Worshiping the Experience
It can become easy for me to get focused on my feelings on the emotional experience I have of God. And of course, when I am blessed to have these feelings all is well. But what of the times when I don’t, when I feel alone and distant from God?
Well this past week I’ve been walking through a desert of spiritual dryness—failing to see God, to hear His voice, to even perceive His presence. I want to pray, but can’t find the words. I don’t want to talk to God, I want God! I think this is part of the reason God remains invisible to our human senses, for the most part, because He wants us to worship Him and not our feelings about Him or our experiences with Him. It’s like sex. Sex isn’t good because it feels good and brings us physical pleasure. Sex is good because of the person we are sharing ourselves with, the giving and receiving of each other in total union. At that moment, nothing else seems to matter, because our unity is complete. This is what our prayer should be like.
Longing for God
Faith requires more from us than our feelings and emotions, because we can actively choose to live it allowing us to transcend our human senses. It can seem like torture at times, to want God and not to have Him, or at least to feel like you don’t. The psalmist beautifully expresses this longing:
“O God, you are my God—it is you I seek! For you my body yearns; for you my soul thirsts, In a land parched, lifeless, and without water.”
~ Psalms 63:2
This desire for God pulls us out of, or rather, beyond where are our senses and emotions can take us. Recently, as I was experiencing this spiritual dryness I was on my way to church trying and failing to pray. When I looked up I noticed the sunset, the beauty of the sky in all its splendor. Now you might think I’m crazy, but I hadn’t seen a sunset in what seemed like years. And this was definitely the most beautiful sunset I’d ever seen. In fact, it moved me to tears. To know that such beauty exists, and on a daily basis, reminded me that God is always with me, but I’ve got to open my eyes, the eyes of my heart.
Transcending the Senses
In Adoro te Devote written by St. Thomas Aquinas, we find this truth:
“Taste, and touch, and vision, to discern Thee fail; Faith, that comes by hearing, pierces through the veil.”

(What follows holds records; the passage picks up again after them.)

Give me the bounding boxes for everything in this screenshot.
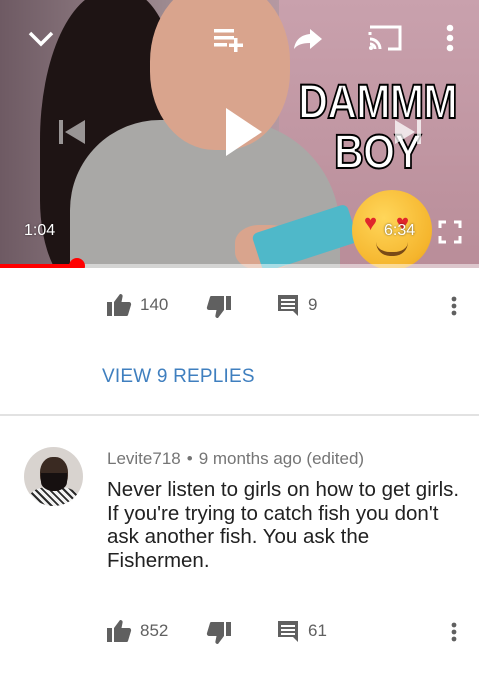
reply-button[interactable]: 61: [276, 616, 327, 646]
progress-scrubber-handle[interactable]: [68, 258, 85, 268]
progress-bar-fill: [0, 264, 77, 268]
cast-icon[interactable]: [364, 20, 406, 56]
prev-reply-button[interactable]: 9: [276, 290, 317, 320]
prev-comment-more-icon[interactable]: [451, 296, 457, 321]
prev-reply-count: 9: [308, 295, 318, 314]
video-player[interactable]: DAMMM BOY ♥ ♥ 1:04 6:34: [0, 0, 479, 268]
fullscreen-icon[interactable]: [436, 218, 464, 246]
next-icon[interactable]: [388, 112, 428, 152]
thumbs-up-icon: [107, 294, 132, 316]
prev-dislike-button[interactable]: [206, 292, 232, 322]
chevron-down-icon[interactable]: [24, 22, 58, 56]
comment-meta: Levite718 • 9 months ago (edited): [107, 449, 364, 469]
comment-line-1: Never listen to girls on how to get girl…: [107, 478, 460, 501]
prev-like-count: 140: [140, 295, 169, 314]
meta-separator: •: [186, 449, 193, 468]
comment-body: Never listen to girls on how to get girl…: [107, 478, 469, 572]
comment-more-icon[interactable]: [451, 622, 457, 647]
duration: 6:34: [384, 222, 416, 239]
previous-icon[interactable]: [52, 112, 92, 152]
comment-icon: [278, 621, 298, 642]
video-overlay-title: DAMMM BOY: [294, 76, 462, 179]
comment-divider: [0, 414, 479, 416]
share-icon[interactable]: [290, 22, 326, 56]
play-icon[interactable]: [214, 100, 270, 164]
overlay-title-line-1: DAMMM: [297, 76, 458, 129]
thumbs-down-icon: [206, 296, 231, 318]
like-button[interactable]: 852: [106, 616, 168, 646]
thumbs-up-icon: [107, 620, 132, 642]
comment-time: 9 months ago (edited): [198, 449, 365, 468]
current-time: 1:04: [24, 222, 56, 239]
comment-icon: [278, 295, 298, 316]
more-vert-icon[interactable]: [438, 20, 462, 56]
like-count: 852: [140, 621, 169, 640]
prev-comment-actions: 140 9: [0, 290, 479, 320]
comment-line-2: If you're trying to catch fish you don't…: [107, 501, 439, 572]
overlay-title-line-2: BOY: [333, 126, 422, 179]
avatar[interactable]: [24, 447, 83, 506]
prev-like-button[interactable]: 140: [106, 290, 168, 320]
add-to-queue-icon[interactable]: [210, 22, 248, 56]
comment-author[interactable]: Levite718: [107, 449, 181, 468]
view-replies-link[interactable]: VIEW 9 REPLIES: [102, 366, 255, 388]
thumbs-down-icon: [206, 622, 231, 644]
reply-count: 61: [308, 621, 327, 640]
comment-actions: 852 61: [0, 616, 479, 646]
dislike-button[interactable]: [206, 618, 232, 648]
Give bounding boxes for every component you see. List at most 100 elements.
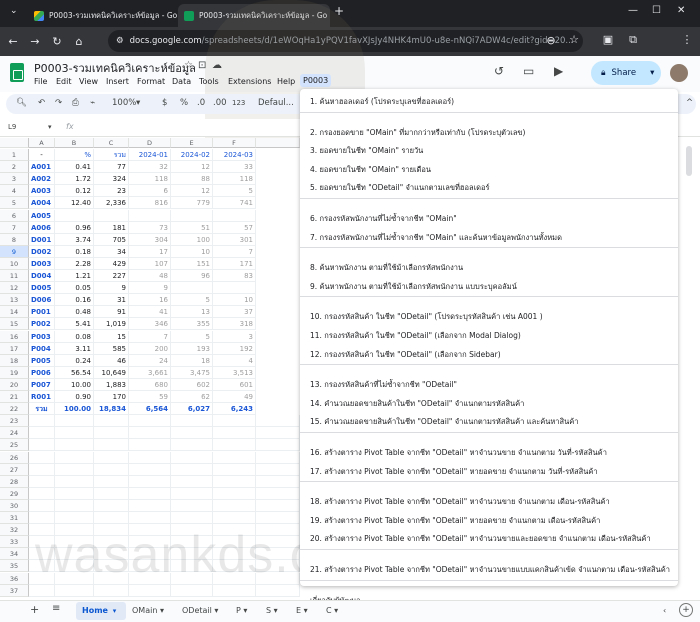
grid-cell[interactable]: 5 <box>171 294 213 307</box>
grid-cell[interactable] <box>213 499 256 512</box>
row-header[interactable]: 2 <box>0 161 29 174</box>
grid-cell[interactable]: P003 <box>29 330 55 343</box>
chevron-down-icon[interactable]: ▾ <box>650 68 654 78</box>
grid-cell[interactable]: 24 <box>129 354 171 367</box>
menu-item[interactable]: 5. ยอดขายในชีท "ODetail" จำแนกตามเลขที่ฮ… <box>310 182 490 194</box>
scroll-left-icon[interactable]: ‹ <box>663 606 666 615</box>
grid-cell[interactable]: 37 <box>213 306 256 319</box>
grid-cell[interactable]: 4 <box>213 354 256 367</box>
home-icon[interactable]: ⌂ <box>68 35 90 48</box>
grid-cell[interactable]: 10,649 <box>94 366 129 379</box>
grid-cell[interactable]: 585 <box>94 342 129 355</box>
grid-cell[interactable]: D006 <box>29 294 55 307</box>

Matt Maher’s translation of this line reads: “Faith will tell us Christ is present when your feeble senses fail.” I’m reminded of the scene in Indiana Jones: The Last Crusade. Standing on the edge of a cliff he reads his challenge: “Only a leap from the lion’s head will prove his worth”.
Faith calls us out of ourselves and into God. God wants you and I to “walk by faith” and believe me that first step is the hardest. But once you’ve begun the journey you’ll wonder why you ever doubted to begin with.